D’ailleurs, l’un de ses premiers soutiens financiers, Sequoia Capital, ne participe pas à ce nouveau tour de table alors que le fonds a récemment annoncé investir dans SSI (Safe Surperintelligence).
Un gros prêt bancaire
Et ce n’est pas tout ! Afin de ne pas griller cette levée de fonds dans ses dettes, OpenAI annonce avoir signé un accord avec 9 banques pour une imposante ligne de crédit de 4 milliards de dollars supplémentaires !

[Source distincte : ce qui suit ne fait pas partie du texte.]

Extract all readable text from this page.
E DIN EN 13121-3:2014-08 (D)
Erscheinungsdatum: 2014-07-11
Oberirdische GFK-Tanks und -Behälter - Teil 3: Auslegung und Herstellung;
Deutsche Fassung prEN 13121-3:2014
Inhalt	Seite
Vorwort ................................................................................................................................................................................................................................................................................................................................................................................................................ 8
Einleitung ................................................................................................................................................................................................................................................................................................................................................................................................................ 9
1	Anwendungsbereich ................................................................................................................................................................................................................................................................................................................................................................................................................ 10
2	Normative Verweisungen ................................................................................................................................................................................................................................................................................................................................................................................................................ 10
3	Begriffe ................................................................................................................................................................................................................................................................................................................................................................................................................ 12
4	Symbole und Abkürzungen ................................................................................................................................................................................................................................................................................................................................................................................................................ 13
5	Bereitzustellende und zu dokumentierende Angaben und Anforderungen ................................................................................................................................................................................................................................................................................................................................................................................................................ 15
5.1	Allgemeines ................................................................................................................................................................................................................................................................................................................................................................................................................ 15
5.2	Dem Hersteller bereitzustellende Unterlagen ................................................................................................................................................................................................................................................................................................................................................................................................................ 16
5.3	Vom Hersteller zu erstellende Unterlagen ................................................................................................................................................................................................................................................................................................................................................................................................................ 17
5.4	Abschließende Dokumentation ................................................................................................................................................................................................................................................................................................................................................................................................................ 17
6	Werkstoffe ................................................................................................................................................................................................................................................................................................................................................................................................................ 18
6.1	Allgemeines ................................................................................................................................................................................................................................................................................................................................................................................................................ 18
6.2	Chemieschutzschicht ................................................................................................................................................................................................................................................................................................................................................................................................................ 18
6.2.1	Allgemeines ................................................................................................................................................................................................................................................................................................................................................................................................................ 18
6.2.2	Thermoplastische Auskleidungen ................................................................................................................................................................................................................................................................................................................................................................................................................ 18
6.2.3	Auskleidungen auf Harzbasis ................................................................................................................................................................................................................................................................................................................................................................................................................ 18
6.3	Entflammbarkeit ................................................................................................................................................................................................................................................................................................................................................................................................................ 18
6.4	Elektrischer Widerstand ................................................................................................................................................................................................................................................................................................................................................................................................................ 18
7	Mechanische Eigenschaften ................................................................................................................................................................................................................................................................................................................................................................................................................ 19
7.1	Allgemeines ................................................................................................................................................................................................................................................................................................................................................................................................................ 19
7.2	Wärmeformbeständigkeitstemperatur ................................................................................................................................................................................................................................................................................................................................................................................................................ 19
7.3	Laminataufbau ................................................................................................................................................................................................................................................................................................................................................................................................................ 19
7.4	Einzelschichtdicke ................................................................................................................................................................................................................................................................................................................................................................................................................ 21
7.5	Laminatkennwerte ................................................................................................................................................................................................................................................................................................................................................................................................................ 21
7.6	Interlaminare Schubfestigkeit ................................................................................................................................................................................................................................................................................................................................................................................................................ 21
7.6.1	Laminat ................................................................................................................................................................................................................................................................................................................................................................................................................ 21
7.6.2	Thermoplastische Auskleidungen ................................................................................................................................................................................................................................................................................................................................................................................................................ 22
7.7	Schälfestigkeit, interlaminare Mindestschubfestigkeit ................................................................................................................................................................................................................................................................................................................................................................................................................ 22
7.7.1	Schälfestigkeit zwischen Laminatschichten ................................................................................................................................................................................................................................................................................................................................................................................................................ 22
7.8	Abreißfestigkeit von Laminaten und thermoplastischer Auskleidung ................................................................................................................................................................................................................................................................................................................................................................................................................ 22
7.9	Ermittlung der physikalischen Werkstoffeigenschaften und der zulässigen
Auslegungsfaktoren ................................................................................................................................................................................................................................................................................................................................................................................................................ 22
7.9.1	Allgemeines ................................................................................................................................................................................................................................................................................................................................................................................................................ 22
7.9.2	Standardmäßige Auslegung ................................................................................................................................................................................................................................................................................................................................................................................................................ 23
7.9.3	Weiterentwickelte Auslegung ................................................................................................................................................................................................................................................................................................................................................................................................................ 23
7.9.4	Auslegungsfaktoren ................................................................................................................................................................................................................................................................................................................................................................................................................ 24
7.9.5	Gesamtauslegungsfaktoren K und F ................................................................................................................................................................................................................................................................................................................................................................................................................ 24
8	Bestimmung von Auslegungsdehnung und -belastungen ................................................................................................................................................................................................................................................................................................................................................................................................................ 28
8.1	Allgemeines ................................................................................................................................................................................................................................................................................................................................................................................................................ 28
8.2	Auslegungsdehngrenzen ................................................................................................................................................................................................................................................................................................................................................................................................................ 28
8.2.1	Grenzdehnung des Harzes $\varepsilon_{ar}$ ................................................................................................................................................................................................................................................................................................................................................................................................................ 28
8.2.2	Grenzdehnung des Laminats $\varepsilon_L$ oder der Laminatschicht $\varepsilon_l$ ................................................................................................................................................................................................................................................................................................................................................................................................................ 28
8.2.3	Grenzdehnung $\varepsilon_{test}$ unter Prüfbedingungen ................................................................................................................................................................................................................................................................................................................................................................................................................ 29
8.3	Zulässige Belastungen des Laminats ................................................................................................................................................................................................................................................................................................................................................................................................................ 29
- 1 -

« En plus d’avoir obtenu 6,6 milliards d’euros de nouveaux fonds auprès d’investisseurs de premier plan, nous avons mis en place une nouvelle facilité de crédit de 4 milliards d’euros avec JPMorgan Chase, Citi, Goldman Sachs, Morgan Stanley, Santander, Wells Fargo, SMBC, UBS et HSBC. Il s’agit d’une ligne de crédit renouvelable non utilisée à la clôture » explique Sam Altman. « Cela signifie que nous avons désormais accès à plus de 10 milliards d’euros de liquidités, ce qui nous donne la flexibilité d’investir dans de nouvelles initiatives et d’opérer avec une agilité totale pendant notre croissance. »
Au final, OpenAI termine l’année avec encore plus d’interrogations qu’elle n’avait terminé l’année 2023 avec sa fameuse crise interne. La startup pourra-t-elle maintenir sa suprématie alors que nombre de ces ingénieurs clés de ses débuts ont quitté le navire ces dernières semaines ? La startup pourra-t-elle survivre à son changement d’identité en entreprise lucrative ? La startup pourra-t-elle continuer de faire progresser l’IA en réduisant ses dépenses et en intégrant les défis écologiques ? 2025 s’annonce pour elle aussi intense que ces deux dernières années.